According to a Nielsen study, reach and targeting combined contribute with 31% of sales generated by advertising. The understanding of targeting and frequency across media, browsers and devices are highly important advertising elements to enable incremental sales gains.
Advertisers, agencies and media companies invest heavily in technology, which in theory should facilitate the optimal campaign efficiency against advertiser objectives. But as it is often the case, there is a gap between theory and practice.
Despite our collective human efforts combined with the wonders of technology, algorithms and data, too often campaign exposure is not accurately reaching the intended target group. In fact, according to AudienceProject who has taken a look at 13.000 audience-targeted digital campaigns from 2018 across 6 markets, the industry average accuracy is around 45%.
Now, accuracy should be seen as relative to the incident rate of the target group in the online population, and therefore in many cases, 45% could be a satisfying result. E.g. if you are trying to reach 18-24-year-olds, which make up 15% of the online population. In that case, you would have achieved an affinity of 300. Well done!
However, taking the incident rate into perspective, the average affinity (index) in our industry, ranges around 115. The study does not take into account if media buyers were using contextual targeting, media affinities, re-targeting or any other approach to target the desired audience.
But in a world where 90% of all data has been created in the past 2 years (that is worth re-reading!) and we have access to an infinity of tools, what are the reasons for us not being able to do a better job of targeting the right consumers? There is no single answer to this, but here are the top five reasons:
1. We under-measure. It sounds bizarre that digital is under-measured. But when it comes to the audience, it is. Our best estimate is that under 10% of digital campaigns have the audience properly measured (reach, frequency, accuracy, demographics, affinity achieved etc.). The consequence of not measuring the audience on campaigns is that we navigate without a map and a compass. How can you know what to change if you don’t know how you are doing? Just as we measure fraud, viewability, impressions and clicks, audience measurement should be “license to operate” when buying and selling media.
2. Data segments are used incorrectly in combination. Using multiple segments to target a campaign often leads to unexpected results. Let us imagine you are using a female segment where the accuracy of the segment is 80%, and you overlay that with a sports segment. The underlying gender split of the sports segment could very likely be leaning towards men, e.g. 75%. In that scenario, it must be expected that the male part of the female segment is overrepresented in the overlap between the two segments, and therefore you end up having a much lower accuracy against females than 80%, which you might intuitively think.
3. The same dataset behaves differently when applied to specific media. This use case is similar to #2. Let us take the same female segment again and imagine you apply that to the auto section of a news publisher. As the auto section is over-represented by males, the female segment will under-deliver in this context, as the ad server will serve ads to the IDs in the female segment who are actually males.

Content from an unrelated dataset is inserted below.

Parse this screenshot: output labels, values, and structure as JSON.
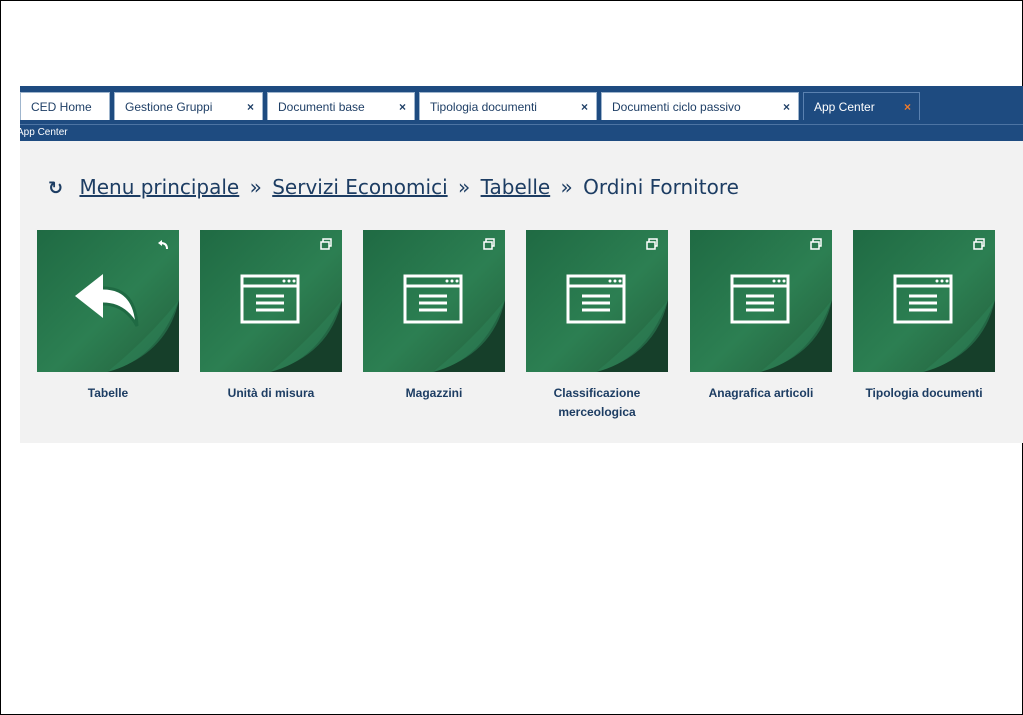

4. The same dataset behaves differently when applied to specific devices/OS. The same logic applies as to #2 and #3 above, if you are applying e.g. an age segment of 50+ on iOS devices, probably your accuracy will suffer, as the iOS audience is under-representing the 50+ audience compared to the online population distribution.
5. Targeting data is unvalidated. Where the incorrect application of targeting data makes the main explanation for why digital campaigns are not effectively reaching the desired target audience, we also have to take a close look at the quality of the data itself, before it is applied to media. The prediction of UIDs into different segment classifications is always done on the back of a set “confidence score” based on the behavioural log lines connected to the specific ID. It indicates how certain the prediction engine is that the UID does, in fact, match a particular segment. The lower the “confidence score”, the lower the accuracy of a segment, but the bigger the volume of the segment. The accuracy of a segment is always achieved as a trade-off to reach. The physical consequence of this is that data segments come in very different levels of quality. So even if you are buying a female segment, the accuracy of the segment can vary a lot. To be on the safe side, shop validated audiences.
I choose to see 45% hit-rate in target group across our industry as a massive opportunity to increase advertiser efficiency in driving incremental reach for their investments. Regardless if you are an advertiser, agency or media company, the first step is to audit verify the audience efficiency of your own in-house day to day operations. The second step is to secure that you work with the right data vendors and that people handling data understand the limitations just as well as the opportunities. The third step is to consistently measure the audience on campaigns to document improvement and efficiency.